Hi all...I already read a few of the other threads about passive/active voice, but I'm still confused about how hard and fast the rule is. I know Stephen King insisted in "On Writing" that you should always use active voice, but most of his work is in passive. My favorite author, Neil Gaiman, seems to just switch as it suits him. Maybe I just don't fully understand the concept. I get the difference between: John kicked the ball. The ball was kicked by John. But sometimes it gets murky, like these sentences from "American Gods": "She reached into the pocket of her blouse, and pulled out the gold coin he had thrown into the grave earlier that day. There was still black dirt on it." "If he walked, he discovered, he did not have to think, and that was just the way he liked it; when he thought, his mind went to places he could not control, places that made him feel uncomfortable. Exhaustion was the best thing." The first sentences start in active voice, then end in passive. Is it okay to use "was" if it's a direct descriptive like that? Compared to, say, "Black dirt was still sitting on it."? In the second sentences, is there even a way to actively phrase "Exhaustion was the best thing."? I don't want to obsess over this, I just notice a lot in my own writing that I have to stretch and wrangle sentences oddly sometimes to make them fit an active voice. Just how important is active voice to your chances of getting published?

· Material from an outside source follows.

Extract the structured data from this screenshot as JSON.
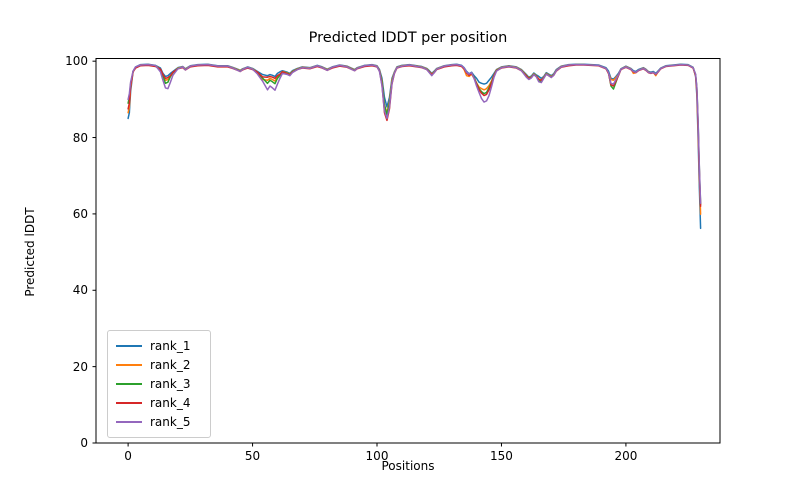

Passive voice has a definite place in writing. But the writer must understand the effect it has on the pace, and use it judiciously. Focus on the main action of the paragraph. Shadow's action of taking the coin out of his pocket and reacting to it is what is important. The actions of the coin and the dirt don't matter. What matters is the thoughts that pop into his head as he looks at the coin given to him by his dead wife. Sometimes, making one sentence active detracts from the main action of the paragraph by pulling attention away. Look at the main actor and main action of the paragraph. Make the actor the subject of the active sentence that defines that action, usually the first sentence of the paragraph, Whether the rest oif the sentences should be activeor passive depends on how they relate to the main action. Rules can sometimes help you decide, but mostly to help you develop a gut instinct for which is better in a particular instance.
Agreed with Cog. Remember that the passive voice is a perfectly legit choice for syntax. It is not bad grammar, or wrong as many people are bashed into believing. It just shouldn't be the prevailing choice for syntax because it leaves a loose, unconnected feeling as to what is going in for the reader. It doesn't tie the reader into the action of the story. Unfortunately, because the passive voice can sometimes come across as artsy in sound, young/new writers find themselves slathering it everywhere in the attempt to come across as sophisticated. In the end it just sounds embarrassingly pretentious. As Dave has already mentioned, it has its place. Sometimes this feeling of disconnection is precisely what one intends to portray. Sometimes it can be used to give detail without taking the impact from the one action which the writer wishes to highlight. Just be careful no to wax rhapsodic in the passive or the reader will find themselves thinking, "Next!" P.S. Just as a side note. The passive no-no is less imperative in the examples you gave as these passive structures are used only to describe a condition, and not so much to remove the subject from an action as in: The door was closed. The gift was given. In both of these examples, verbs which are transitive have had their grammatical subjects removed from them. We have no idea who closed the door; we have no idea who gave the gift. The simple copula verb is/was is not a transitive verb. It is used to describe state of being or possession of a quality (unless it is being used as an auxiliary verb, at which point it is a tense indicator). This kind of verb is not so offended at not having a subject and direct object as a verb which is transitive.
The "passive voice" or "active voice" concept usually pertains to individual sentences. However, I am a proponent that active or passive "voice" can also be a characterization of an entire paragraph, usually determined by the opening sentence. For example, you quoted, ""She reached into the pocket of her blouse, and pulled out the gold coin he had thrown into the grave earlier that day. There was still black dirt on it." This paragraph begins in strong active "voice". Impact on the reader derives from the opening sentence and carries over the subsequent sentence which simply adds imagery. But the second sentence, despite its passive structure, does not detract from the action of the overall paragraph . . . action created by the "active" opening sentence. Hence, I view active and passive sentence structure in relationship to its location and influence on the paragraph. In the example you quoted, the short, descriptive sentence in passive voice actually enhances the action portrayed in the active sentence by deepening the imagery.
Thanks all! Sorry it took me so long to respond, busy week. I understand a lot better now. It just drove me nuts sometimes trying never to use passive voice in any of my writing...the mental gymnastics required to rework some sentences over and over until they weren't passive, ugh! So now I'll relax a bit and see where my occasional, emphasizing was's take me.